A quick example of my endo goal would be the following:

Day 1 I scan items 1,2,3,4
Day 2 I scan items 2,3,4,5
Day 3 I scan items 1,6

So then for day 1 my uniques would be 4, Day 2 my uniques would be 5 and day 3 my uniques would be 6 (1,2,3,4,5,6)

Once I get to day 15 I would ignore values found in day 1 and only take days 2-15

Any and all help would be greatly appreciated.

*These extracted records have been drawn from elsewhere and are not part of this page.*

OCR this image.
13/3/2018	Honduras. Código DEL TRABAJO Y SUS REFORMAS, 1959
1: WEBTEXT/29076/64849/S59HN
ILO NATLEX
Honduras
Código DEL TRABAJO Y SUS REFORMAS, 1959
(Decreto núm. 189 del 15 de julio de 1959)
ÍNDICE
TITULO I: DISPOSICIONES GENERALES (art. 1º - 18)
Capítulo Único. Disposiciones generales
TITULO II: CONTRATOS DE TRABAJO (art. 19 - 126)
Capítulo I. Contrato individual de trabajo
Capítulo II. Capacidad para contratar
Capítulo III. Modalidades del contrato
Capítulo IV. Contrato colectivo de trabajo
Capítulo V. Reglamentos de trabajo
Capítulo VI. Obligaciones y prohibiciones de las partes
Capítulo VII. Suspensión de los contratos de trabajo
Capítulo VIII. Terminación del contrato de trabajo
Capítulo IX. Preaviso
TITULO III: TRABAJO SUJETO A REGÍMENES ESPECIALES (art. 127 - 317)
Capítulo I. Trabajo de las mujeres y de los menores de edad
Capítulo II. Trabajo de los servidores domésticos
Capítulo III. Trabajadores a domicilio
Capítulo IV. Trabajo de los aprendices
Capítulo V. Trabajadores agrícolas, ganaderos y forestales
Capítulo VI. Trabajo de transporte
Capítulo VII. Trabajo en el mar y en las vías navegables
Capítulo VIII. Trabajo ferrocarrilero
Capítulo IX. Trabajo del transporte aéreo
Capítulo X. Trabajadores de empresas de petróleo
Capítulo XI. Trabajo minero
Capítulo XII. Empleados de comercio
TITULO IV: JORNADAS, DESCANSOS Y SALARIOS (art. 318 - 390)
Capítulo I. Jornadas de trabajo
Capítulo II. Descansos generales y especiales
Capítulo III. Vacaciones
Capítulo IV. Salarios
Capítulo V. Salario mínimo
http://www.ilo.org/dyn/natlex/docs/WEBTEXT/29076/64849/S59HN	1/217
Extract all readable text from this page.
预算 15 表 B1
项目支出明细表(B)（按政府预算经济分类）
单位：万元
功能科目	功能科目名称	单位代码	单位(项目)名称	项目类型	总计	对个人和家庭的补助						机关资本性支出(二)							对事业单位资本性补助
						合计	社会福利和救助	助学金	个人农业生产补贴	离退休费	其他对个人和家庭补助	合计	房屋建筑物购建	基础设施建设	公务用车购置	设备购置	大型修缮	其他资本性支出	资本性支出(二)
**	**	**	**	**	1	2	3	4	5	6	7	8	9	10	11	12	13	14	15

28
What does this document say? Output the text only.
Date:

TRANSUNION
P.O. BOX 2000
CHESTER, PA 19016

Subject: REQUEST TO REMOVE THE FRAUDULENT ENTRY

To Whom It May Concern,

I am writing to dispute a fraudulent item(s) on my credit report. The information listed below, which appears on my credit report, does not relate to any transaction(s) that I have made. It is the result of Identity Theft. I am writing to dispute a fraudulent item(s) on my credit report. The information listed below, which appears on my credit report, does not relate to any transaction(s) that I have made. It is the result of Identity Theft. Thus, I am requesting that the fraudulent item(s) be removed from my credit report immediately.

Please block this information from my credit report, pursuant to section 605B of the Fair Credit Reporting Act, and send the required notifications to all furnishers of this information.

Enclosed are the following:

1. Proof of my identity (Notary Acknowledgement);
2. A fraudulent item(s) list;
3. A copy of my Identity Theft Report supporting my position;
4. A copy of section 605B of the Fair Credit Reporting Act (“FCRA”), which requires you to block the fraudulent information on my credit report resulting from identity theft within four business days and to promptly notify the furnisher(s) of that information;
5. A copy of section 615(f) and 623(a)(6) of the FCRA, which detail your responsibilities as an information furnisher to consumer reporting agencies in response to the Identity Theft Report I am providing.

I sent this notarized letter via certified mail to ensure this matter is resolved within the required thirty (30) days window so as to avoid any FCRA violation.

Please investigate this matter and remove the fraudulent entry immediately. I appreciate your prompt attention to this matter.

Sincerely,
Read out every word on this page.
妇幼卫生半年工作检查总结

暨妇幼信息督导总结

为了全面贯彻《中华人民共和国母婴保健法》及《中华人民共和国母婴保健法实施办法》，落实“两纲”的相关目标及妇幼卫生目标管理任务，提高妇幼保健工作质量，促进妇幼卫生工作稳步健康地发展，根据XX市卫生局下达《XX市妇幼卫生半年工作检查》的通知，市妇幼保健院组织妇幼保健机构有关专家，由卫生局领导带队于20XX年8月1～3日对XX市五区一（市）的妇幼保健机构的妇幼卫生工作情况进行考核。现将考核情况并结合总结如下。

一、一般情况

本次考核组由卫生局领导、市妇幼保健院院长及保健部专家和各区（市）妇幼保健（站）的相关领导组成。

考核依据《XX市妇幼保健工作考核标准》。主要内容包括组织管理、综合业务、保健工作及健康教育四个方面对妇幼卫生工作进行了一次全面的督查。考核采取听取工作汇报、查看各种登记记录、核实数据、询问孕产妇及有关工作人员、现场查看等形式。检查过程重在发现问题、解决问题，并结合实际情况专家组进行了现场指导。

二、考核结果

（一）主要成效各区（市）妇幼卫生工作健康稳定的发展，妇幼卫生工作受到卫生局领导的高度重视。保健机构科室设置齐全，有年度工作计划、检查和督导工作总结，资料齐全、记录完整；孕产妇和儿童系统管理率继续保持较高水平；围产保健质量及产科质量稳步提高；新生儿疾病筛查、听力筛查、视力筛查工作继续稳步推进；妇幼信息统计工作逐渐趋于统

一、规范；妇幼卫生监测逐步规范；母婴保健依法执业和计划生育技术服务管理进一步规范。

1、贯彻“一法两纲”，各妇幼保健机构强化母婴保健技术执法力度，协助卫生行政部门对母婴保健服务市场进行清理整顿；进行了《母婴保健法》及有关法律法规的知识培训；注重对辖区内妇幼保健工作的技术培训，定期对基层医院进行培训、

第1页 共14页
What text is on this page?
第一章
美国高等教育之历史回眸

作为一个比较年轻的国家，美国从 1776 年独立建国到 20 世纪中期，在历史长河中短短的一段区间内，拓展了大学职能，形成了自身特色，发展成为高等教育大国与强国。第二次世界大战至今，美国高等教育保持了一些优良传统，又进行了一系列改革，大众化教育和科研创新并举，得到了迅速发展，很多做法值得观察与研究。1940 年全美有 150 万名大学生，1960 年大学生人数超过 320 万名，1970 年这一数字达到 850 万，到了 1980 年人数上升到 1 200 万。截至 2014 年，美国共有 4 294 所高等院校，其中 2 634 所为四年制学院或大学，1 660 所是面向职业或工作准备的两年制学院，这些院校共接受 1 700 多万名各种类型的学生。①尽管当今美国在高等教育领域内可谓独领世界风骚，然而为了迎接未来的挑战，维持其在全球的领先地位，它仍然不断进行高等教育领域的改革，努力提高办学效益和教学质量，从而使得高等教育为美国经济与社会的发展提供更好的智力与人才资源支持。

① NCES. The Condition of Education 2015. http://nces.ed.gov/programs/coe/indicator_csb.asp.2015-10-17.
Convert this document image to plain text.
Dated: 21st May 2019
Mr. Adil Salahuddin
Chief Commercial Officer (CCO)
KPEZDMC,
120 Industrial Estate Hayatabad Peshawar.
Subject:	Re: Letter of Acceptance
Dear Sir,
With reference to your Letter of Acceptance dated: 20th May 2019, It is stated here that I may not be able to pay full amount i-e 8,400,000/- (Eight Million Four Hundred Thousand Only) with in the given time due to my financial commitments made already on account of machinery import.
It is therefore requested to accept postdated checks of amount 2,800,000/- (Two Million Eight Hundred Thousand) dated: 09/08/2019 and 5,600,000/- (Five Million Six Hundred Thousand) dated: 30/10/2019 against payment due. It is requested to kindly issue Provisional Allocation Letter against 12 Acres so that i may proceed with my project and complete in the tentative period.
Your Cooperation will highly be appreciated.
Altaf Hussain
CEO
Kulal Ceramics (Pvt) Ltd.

CodePudding user response：

Consider below approach

select store, date, 
  ( select count(distinct item) 
    from t.items item
  ) distinct_items_count
from (
  select store, date, any_value(items) items
  from (
    select store, date, 
      array_agg(item_code) over(partition by store order by unix_date(date) range between 13 preceding and current row) items
    from your_table
  )
  group by store, date
) t

CodePudding user response：

Another option to consider - with use of HyperLogLog functions - so it consumes less resources and faster

select store, date, 
  ( select hll_count.merge(sketch)
    from t.sketches_14days sketch 
  ) distinct_items_count
from (
  select store, date, 
    array_agg(daily_sketch) over(partition by store order by unix_date(date) range between 13 preceding and current row) sketches_14days
  from (
    select store, date, hll_count.init(item_code) daily_sketch
    from your_table
    group by store, date
  )
) t

Note:

HLL functions are approximate aggregate functions. Approximate aggregation typically requires less memory than exact aggregation functions, like COUNT(DISTINCT), but also introduces statistical uncertainty. This makes HLL functions appropriate for large data streams for which linear memory usage is impractical, as well as for data that is already approximate.